В течение двух часов люди и факелы мерцающими волнами вливались на плато. Окружные руководители — громкоголосые предусмотрительные люди — хорошо спланировали движение потока, и человеческие массы поступали на место без задержки и в полном порядке. Я бросил взгляд на долину. Поселок Мунли тонул во мраке. Резиденция Пенбори искрилась морем огней — праздничных, симметричных, ликующих.
Мне так и не удалось повидать Джона Саймона, но в толпе я вскоре различил Уилфи Баньона.
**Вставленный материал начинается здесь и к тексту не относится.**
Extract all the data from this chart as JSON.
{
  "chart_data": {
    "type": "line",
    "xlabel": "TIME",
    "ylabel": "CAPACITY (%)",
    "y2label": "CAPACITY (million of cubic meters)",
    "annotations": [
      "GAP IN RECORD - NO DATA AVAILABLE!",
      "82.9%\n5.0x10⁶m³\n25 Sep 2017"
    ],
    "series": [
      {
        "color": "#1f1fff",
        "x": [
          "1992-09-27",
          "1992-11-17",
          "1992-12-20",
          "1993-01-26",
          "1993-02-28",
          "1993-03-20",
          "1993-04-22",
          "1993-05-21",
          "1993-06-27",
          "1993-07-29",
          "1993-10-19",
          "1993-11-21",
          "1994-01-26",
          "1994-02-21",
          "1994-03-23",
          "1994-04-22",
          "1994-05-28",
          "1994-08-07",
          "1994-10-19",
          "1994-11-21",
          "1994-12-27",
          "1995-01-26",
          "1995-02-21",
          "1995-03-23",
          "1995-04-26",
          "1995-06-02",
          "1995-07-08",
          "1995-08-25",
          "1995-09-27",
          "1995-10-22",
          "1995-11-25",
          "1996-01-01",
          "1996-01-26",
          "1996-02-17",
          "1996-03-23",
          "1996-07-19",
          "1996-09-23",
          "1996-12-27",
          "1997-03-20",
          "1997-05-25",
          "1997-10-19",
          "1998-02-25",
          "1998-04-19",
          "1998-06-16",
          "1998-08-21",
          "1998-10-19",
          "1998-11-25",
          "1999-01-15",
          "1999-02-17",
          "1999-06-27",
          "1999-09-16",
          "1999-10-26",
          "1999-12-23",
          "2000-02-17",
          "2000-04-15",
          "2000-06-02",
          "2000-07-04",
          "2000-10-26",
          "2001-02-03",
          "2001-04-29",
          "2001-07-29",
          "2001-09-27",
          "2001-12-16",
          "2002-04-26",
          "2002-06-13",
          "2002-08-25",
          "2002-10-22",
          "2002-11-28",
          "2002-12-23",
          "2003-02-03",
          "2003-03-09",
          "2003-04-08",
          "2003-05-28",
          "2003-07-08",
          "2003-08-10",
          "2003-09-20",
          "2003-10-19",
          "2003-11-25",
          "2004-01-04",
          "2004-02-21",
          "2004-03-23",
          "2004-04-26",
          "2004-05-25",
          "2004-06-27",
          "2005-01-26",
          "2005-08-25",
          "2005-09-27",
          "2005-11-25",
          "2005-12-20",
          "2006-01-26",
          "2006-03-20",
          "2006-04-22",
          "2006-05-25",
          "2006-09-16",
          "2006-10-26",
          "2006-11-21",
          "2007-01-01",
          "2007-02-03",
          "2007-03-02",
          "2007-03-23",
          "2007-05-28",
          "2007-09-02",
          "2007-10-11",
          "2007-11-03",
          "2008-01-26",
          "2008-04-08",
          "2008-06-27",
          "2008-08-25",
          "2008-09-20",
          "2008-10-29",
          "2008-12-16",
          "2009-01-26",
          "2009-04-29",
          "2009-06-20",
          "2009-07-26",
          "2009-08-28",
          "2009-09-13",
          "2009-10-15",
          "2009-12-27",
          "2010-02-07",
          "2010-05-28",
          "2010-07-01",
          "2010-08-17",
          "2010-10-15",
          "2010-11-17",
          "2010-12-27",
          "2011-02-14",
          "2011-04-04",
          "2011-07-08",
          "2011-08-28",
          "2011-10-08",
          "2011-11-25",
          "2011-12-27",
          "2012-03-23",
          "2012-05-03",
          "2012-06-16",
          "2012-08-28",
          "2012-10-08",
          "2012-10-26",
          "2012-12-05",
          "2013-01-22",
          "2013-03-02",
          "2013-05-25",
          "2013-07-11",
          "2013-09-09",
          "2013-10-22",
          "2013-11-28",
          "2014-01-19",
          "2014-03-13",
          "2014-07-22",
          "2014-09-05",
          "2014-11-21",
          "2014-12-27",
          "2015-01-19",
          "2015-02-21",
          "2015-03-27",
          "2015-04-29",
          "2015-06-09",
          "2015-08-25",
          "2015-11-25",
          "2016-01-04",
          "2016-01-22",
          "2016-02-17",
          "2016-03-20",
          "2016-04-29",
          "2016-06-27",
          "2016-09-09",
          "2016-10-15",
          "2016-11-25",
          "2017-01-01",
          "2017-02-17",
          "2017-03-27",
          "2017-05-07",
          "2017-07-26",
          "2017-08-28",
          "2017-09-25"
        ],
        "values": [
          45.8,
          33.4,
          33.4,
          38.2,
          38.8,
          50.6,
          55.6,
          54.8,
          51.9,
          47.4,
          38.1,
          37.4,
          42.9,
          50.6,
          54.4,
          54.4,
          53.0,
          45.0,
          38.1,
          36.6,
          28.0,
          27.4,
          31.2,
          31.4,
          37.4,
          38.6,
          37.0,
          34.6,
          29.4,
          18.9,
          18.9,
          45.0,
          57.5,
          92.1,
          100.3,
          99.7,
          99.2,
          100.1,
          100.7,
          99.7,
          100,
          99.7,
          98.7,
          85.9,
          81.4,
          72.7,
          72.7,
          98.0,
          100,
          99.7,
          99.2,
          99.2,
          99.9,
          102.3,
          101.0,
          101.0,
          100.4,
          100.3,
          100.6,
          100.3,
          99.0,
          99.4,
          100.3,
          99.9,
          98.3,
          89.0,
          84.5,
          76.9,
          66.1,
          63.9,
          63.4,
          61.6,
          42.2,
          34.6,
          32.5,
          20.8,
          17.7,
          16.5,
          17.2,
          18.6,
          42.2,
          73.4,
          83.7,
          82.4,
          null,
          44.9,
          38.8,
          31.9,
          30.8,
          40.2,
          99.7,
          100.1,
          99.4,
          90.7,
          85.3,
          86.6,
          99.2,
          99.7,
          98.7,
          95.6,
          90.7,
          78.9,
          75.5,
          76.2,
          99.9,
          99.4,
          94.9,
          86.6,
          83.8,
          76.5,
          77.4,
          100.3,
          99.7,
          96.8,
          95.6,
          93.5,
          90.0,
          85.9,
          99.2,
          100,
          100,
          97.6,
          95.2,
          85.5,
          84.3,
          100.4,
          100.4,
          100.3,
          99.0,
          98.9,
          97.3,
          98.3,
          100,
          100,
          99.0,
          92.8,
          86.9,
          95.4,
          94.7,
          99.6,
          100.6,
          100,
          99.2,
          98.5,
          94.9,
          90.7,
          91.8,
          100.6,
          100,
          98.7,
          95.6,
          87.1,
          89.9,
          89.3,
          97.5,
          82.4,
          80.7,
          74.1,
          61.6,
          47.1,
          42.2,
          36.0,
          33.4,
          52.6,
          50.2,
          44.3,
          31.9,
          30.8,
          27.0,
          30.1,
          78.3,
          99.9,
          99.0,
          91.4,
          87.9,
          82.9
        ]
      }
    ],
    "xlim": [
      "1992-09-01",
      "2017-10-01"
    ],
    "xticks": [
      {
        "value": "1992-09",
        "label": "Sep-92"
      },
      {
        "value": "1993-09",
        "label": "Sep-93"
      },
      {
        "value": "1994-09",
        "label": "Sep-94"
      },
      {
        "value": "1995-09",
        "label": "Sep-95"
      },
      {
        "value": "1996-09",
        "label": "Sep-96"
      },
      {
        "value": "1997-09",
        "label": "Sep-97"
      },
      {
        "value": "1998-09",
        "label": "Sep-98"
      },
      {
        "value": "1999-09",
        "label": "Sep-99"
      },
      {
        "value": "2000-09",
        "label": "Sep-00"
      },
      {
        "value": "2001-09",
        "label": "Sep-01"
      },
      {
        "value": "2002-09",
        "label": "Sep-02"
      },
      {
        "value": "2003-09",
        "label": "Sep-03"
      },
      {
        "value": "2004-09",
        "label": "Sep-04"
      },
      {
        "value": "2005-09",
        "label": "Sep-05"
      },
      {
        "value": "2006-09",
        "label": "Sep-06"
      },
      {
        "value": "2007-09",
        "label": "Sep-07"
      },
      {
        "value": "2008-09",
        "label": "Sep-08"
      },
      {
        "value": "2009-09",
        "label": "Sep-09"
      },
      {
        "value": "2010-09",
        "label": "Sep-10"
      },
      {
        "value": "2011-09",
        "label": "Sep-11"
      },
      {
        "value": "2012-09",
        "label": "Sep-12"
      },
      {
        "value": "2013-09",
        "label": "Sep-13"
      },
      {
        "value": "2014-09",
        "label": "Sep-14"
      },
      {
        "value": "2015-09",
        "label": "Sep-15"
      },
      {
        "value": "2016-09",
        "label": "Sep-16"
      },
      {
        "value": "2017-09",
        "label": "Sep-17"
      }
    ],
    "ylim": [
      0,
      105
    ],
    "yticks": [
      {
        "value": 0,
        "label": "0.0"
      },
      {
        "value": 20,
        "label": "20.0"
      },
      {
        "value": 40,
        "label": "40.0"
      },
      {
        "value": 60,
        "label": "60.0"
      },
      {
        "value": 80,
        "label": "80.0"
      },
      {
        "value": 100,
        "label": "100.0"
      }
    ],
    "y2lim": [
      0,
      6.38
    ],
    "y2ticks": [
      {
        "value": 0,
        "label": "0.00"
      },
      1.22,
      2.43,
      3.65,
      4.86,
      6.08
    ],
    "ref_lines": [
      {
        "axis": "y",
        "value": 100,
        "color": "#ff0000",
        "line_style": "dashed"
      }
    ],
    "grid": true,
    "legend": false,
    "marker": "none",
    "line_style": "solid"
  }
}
Подвижной, мрачный и гибкий, как сам дьявол, он быстро перебегал от одной группы к другой. Я подошел к нему.
— Были у вас какие — нибудь неприятности в пути?
— Почти что нет. У нас не хватает нескольких тысяч человек. Многие из жителей южных долин в самый последний момент пошли на попятный и отказались выступить. Они заявили, что не пойдут против горнозаводчиков без всяких средств самозащиты. Это удар для Джона Саймона, который был уверен, что ему удалось уговорить всех.
— И еще что — нибудь?
— Нет. Солдаты вели себя тихо, как мыши.
— Держу пари, что они никак не ждали такого выступления!
— А ты?
— И я тоже. Клянусь честью, Уилфи, не ждал!
— Что ты почувствовал в первый момент, когда увидел нас?
— Трудно сказать. Я был глубоко потрясен. Мне показалось, что земля стала дыбом.
— Так оно и есть. Именно, земля стала дыбом. Ты слышал, как мы пели в пути!
— Немало времени понадобится Плиммону, чтобы раскусить этот орешек.
— Больше того. Наш царек никогда раньше не видел жизнь с этой стороны, а мы ткнули его носом прямо в самую гущу.
— Когда вы разойдетесь? Ранним утром?
— На рассвете мы вступаем в Мунли.
— В Мунли? Но ведь Джон Саймон как будто сказал, что вы только побудете на горе, а затем разойдетесь и направитесь по домам?
— Нет. Мы спустимся вниз, в Мунли. Сначала Джон Саймон был решительно против, но другие вожаки отчаянно спорили с ним. Он наконец понял, что мы уж достаточно уступили ему, если согласились прийти на Южную гору безоружными. Ему — то нужны тишь да гладь, он хочет действовать уговорами. Мы же пойдем в Мунли и заявим о наших требованиях Пенбори, Рад- клиффу или любому другому, кто может выслушать нас и принять решение. Говорят, что Пенбори уже заболел — видно, не выдержал тяжести забот и усилий, которых требует положение человека, поставленного над многими людьми.
— Не такой уж он свирепый. Бывают у него настроения, когда он мягок, как мышь.
— Брось ты свою добродетельную болтовню, арфист! Мы — очистительная гроза для таких негодников, как он.
Уилфи засмеялся, увидев, как недоуменно и растерянно я разглядываю окружающую нас толпу.
— Да, мы предъявим наши требования. И по домам разойдемся только тогда, когда убедимся, что требования эти будут удовлетворены и что нам уж больше не придется годами думать о заработной плате, которая все падает и падает, тогда как цены все растут и растут, а весь трудовой люд мечется из стороны в сторону и задыхается в петле долгов и нищеты.